Here's my demo program:
#include <stdio.h>
#include <stdlib.h>
#include <time.h>
int cmp(const void *d1, const void *d2)
{
int a, b;
a = *(int const *) d1;
b = *(int const *) d2;
if (a > b)
return 1;
else if (a == b)
return 0;
return -1;
}
int main()
{
int seed = time(NULL);
srandom(seed);
int i, n, max = 32768, a[max];
for (n=0; n < max; n++) {
int r = random() % 256;
a[n] = r;
}
qsort(a, max, sizeof(int), cmp);
clock_t beg = clock();
long long int sum = 0;
for (i=0; i < 20000; i++)
{
for (n=0; n < max; n++) {
if (a[n] >= 128)
sum += a[n];
}
}
clock_t end = clock();
double sec = (end - beg) / CLOCKS_PER_SEC;
printf("sec: %f\n", sec);
printf("sum: %lld\n", sum);
return 0;
}
unsorted
sec: 5.000000
sum: 63043880000
sorted
sec: 1.000000
sum: 62925420000
Here's an assembly diff of two versions of the program, one with qsort and one without:
--- unsorted.s
+++ sorted.s
## -58,7 +58,7 ##
shrl $4, %eax
sall $4, %eax
subl %eax, %esp
- leal 4(%esp), %eax
+ leal 16(%esp), %eax
addl $15, %eax
shrl $4, %eax
sall $4, %eax
## -83,6 +83,13 ##
movl -16(%ebp), %eax
cmpl -24(%ebp), %eax
jl .L7
+ movl -24(%ebp), %eax
+ movl $cmp, 12(%esp)
+ movl $4, 8(%esp)
+ movl %eax, 4(%esp)
+ movl -32(%ebp), %eax
+ movl %eax, (%esp)
+ call qsort
movl $0, -48(%ebp)
movl $0, -44(%ebp)
movl $0, -12(%ebp)
As far as I understand the assembly output, the sorted version just has more code due to passing values to qsort, but I don't see any branching optimization/prediction/whatever thing. Maybe I'm looking in the wrong direction?

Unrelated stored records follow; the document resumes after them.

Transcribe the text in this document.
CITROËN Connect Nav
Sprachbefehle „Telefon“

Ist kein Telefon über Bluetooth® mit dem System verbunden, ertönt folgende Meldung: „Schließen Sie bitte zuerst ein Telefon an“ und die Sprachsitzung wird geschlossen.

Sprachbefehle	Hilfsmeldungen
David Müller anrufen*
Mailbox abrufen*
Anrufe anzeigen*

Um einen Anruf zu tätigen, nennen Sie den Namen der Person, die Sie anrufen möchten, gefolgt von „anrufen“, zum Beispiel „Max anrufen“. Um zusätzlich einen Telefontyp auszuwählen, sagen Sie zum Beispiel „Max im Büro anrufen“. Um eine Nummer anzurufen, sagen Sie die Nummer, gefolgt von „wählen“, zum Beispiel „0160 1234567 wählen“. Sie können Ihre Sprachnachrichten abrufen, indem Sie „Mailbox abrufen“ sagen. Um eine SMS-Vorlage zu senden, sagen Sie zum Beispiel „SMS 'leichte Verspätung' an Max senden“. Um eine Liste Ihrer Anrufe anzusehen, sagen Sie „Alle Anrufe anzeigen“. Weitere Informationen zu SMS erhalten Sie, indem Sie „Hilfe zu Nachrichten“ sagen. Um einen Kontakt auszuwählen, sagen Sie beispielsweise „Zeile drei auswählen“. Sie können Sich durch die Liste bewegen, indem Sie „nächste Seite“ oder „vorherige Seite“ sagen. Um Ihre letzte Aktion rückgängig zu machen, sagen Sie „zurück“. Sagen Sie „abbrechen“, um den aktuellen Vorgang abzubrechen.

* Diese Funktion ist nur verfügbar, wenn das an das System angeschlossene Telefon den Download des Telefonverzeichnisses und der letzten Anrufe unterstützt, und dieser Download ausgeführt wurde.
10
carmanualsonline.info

Branch prediction is not something you will see at the assembly code level; it is done by the CPU itself.
Built-in Function: long __builtin_expect (long exp, long c)
You may use __builtin_expect to provide the compiler with branch prediction information. In general, you should prefer to use actual
profile feedback for this (-fprofile-arcs), as programmers are
notoriously bad at predicting how their programs actually perform.

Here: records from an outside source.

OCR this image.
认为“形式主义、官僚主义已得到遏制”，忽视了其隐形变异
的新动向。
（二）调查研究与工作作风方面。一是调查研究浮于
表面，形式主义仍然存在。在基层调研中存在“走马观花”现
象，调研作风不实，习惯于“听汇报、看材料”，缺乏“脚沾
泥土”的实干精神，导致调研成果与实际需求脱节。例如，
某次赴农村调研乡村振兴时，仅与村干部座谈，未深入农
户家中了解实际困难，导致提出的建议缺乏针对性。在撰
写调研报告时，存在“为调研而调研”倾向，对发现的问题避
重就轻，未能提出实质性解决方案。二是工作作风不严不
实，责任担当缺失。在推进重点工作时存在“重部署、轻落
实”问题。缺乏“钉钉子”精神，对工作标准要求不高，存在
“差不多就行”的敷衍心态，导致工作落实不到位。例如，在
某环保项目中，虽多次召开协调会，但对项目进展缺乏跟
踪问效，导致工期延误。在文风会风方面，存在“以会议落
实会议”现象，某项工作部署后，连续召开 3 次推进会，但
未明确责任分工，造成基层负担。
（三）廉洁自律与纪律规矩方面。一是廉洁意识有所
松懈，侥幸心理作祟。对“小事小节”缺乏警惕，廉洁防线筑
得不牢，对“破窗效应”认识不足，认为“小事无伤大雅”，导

However, there are applications in which this data is hard to collect.
The return value is the value of exp, which should be an integral expression. The semantics of the built-in are that it is expected that
exp == c. For example:
if (__builtin_expect (x, 0))
foo ();
indicates that we do not expect to call foo, since we expect x to be zero. Since you are limited to integral expressions for exp, you
should use constructions such as
if (__builtin_expect (ptr != NULL, 1))
foo (*ptr);
when testing pointer or floating-point values.
Otherwise the branch prediction is determined by the processor...
Branch prediction predicts the branch target and enables the
processor to begin executing instructions long before the branch true
execution path is known. All branches utilize the branch prediction
unit (BPU) for prediction. This unit predicts the target address not
only based on the EIP of the branch but also based on the execution
path through which execution reached this EIP. The BPU can
efficiently predict the following branch types:
• Conditional branches.
• Direct calls and jumps.
• Indirect calls and jumps.
• Returns.
The microarchitecture tries to overcome this problem by feeding the most probable branch into the pipeline and execut[ing] it speculatively.
...Using various methods of branch prediction.